The book brings about some interesting parallels between a public trauma (terrorism) and a private trauma (rape). It also discusses the way that these public traumas can leave scars, which is akin to the lasting scars and loss of self respect which can occur within a female who has suffered sexual abuse. This source gains credibility from the author, Dr. Judith Herman. Dr. Herman is a professor at Harvard University and also the director of training for victim violence at the Cambridge Hospital. This book is a source which will reinforce my thesis, and show how males obtain sexual control over females and the effects this exertion of control has. Adams, A. E., Sullivan, C. M., Bybee, D., & Greeson, M. R. (2008). Development of the Scale of Economic Abuse. Violence Against Women, 14(5), 563-588.

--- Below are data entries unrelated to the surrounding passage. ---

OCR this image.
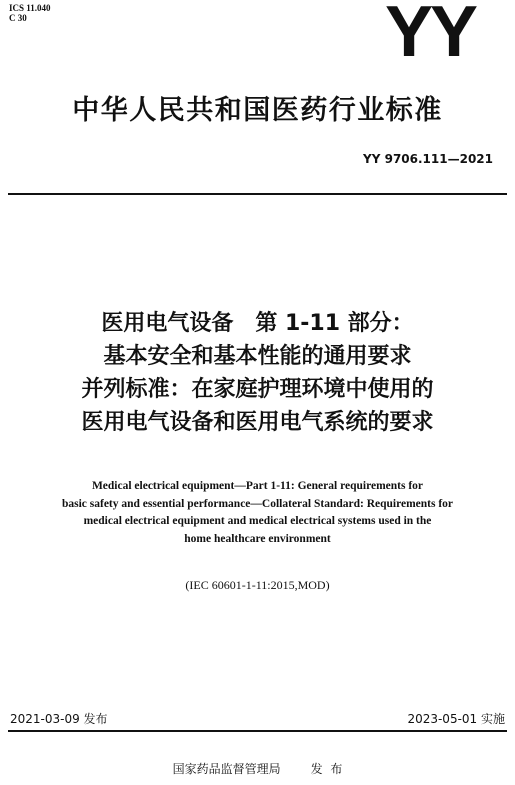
ICS 11.040
C 30	YY
中华人民共和国医药行业标准
YY 9706.111—2021
医用电气设备　第 1-11 部分：
基本安全和基本性能的通用要求
并列标准：在家庭护理环境中使用的
医用电气设备和医用电气系统的要求
Medical electrical equipment—Part 1-11: General requirements for
basic safety and essential performance—Collateral Standard: Requirements for
medical electrical equipment and medical electrical systems used in the
home healthcare environment
(IEC 60601-1-11:2015,MOD)
2021-03-09 发布	2023-05-01 实施
国家药品监督管理局	发 布
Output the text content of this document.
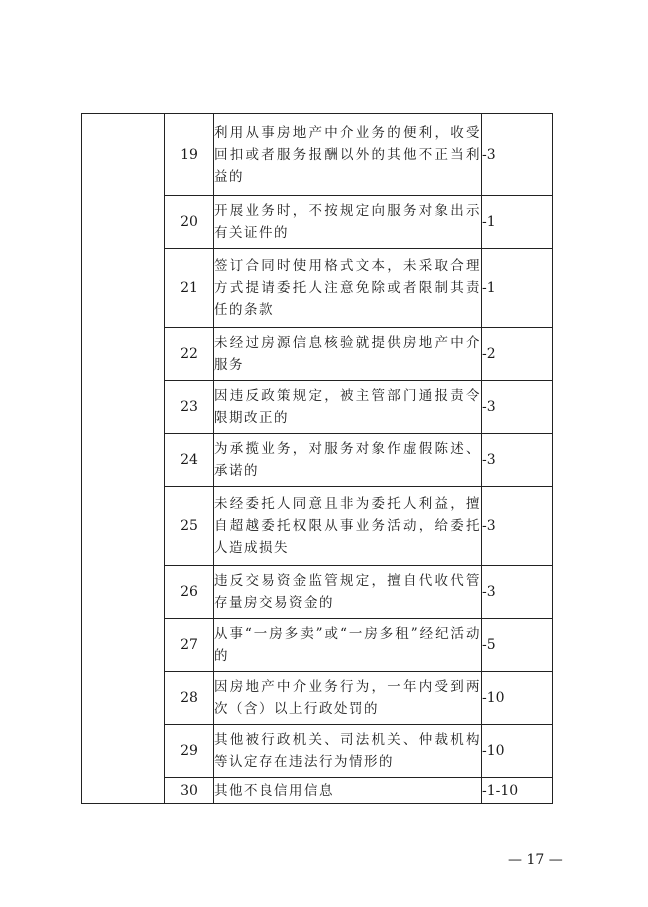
	19	利用从事房地产中介业务的便利，收受回扣或者服务报酬以外的其他不正当利益的	-3
	20	开展业务时，不按规定向服务对象出示有关证件的	-1
	21	签订合同时使用格式文本，未采取合理方式提请委托人注意免除或者限制其责任的条款	-1
	22	未经过房源信息核验就提供房地产中介服务	-2
	23	因违反政策规定，被主管部门通报责令限期改正的	-3
	24	为承揽业务，对服务对象作虚假陈述、承诺的	-3
	25	未经委托人同意且非为委托人利益，擅自超越委托权限从事业务活动，给委托人造成损失	-3
	26	违反交易资金监管规定，擅自代收代管存量房交易资金的	-3
	27	从事“一房多卖”或“一房多租”经纪活动的	-5
	28	因房地产中介业务行为，一年内受到两次（含）以上行政处罚的	-10
	29	其他被行政机关、司法机关、仲裁机构等认定存在违法行为情形的	-10
	30	其他不良信用信息	-1-10
— 17 —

This study reviews the cases of economic abuse on women, committed by their respective partners. The study scope covered 103 females whom had suffered economic abuse by their partner. This study highlights that males not only use sexual and physical violence, but also are found to use economic violence. This study gains credibility due to its composition by a portion of diverse scholars at Michigan University. Megan Greeson, Adrienne Adams, Deborah Bybee, and Cris Sullivan are professors at Michigan University whom have been engaged in community based and highly collaborative research. This study was published in 2008 and was put together with first hand details given by those who experienced the domestic abuse. This study affirms the thesis showing the way males attempt to gain control over females and using economic abuse. It shows how economic abuse affects victims by making them feel helpless. These feelings cause them to then give in and give the abuser what they want.
Price J.L., Lee S. S., Quiroga S. S., (December 2000), Meeting the Needs of Survivors, Department of Status of Women, City and County of San Francisco. Retrieved August 9, 2014, from
This source is a survey conducted by members of Department of Status of women, city and county of San Francisco regarding why women dont fight back against domestic abuse. This survey was conducted via telephone interviews with approximately 25% of the female population in the county participating. Results clearly showed that females tolerated the abuse to attempt to maintain a stable relationship, and positive appearance to society. This source gains credibility from the scholars conducting the research: Jennifer L. Price, Sandra Soo-Jin Lee, Seline Szkupinski Quiroga for Department of Status of Women of City and County of San Francisco. These surveys were completed personally by calling women and asking about the factors related to domestic violence and abuse. This source affirms my thesis, and provides statistical data regarding the silence of females in an abusive home.